Diameter, strength and resistance tuning of double-walled carbon nanotubes in a transmission electron microscope

We report an atomic structure and property tailoring method that enables precise control of the diameter of individual double-walled carbon nanotubes (DWNTs), as well as the corresponding tuning of their tensile strength and electrical resistance. As demonstrated in a transmission electron microscope (TEM), this facile method involves the electron irradiation of DWNTs, followed by a thermal annealing process. The former process is responsible for the random atom loss and tube size reduction, whereas the latter allows for a complete structural recovery of defective nanotubes.

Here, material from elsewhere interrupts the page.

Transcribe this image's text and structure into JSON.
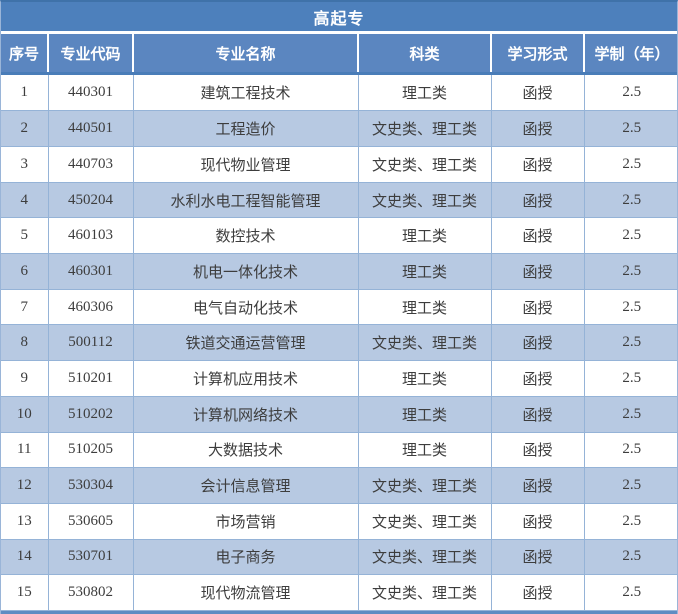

The regarded DWNTs thus experience repeated disorder-order structural transitions, leading to the stepwise shrinkage in tube size, until the desired diameter is reached. Accordingly, these disorder-order transitions allow individual DWNTs to be controllably weakened and then strengthened, accompanied with the reversible changes in their breaking modes, as revealed by direct in-situ tensile tests. Differently, the resistance tuning of DWNTs upon irradiation/annealing does not follow the same trend, but depends significantly on the initial tube electrical characteristics and subsequent chirality transitions. These experimental results, combined with first-principles calculations, suggest that the change of tube chirality involved in the disorder-order transitions profoundly influences DWNT transport properties, but has a little impact on their mechanical strength.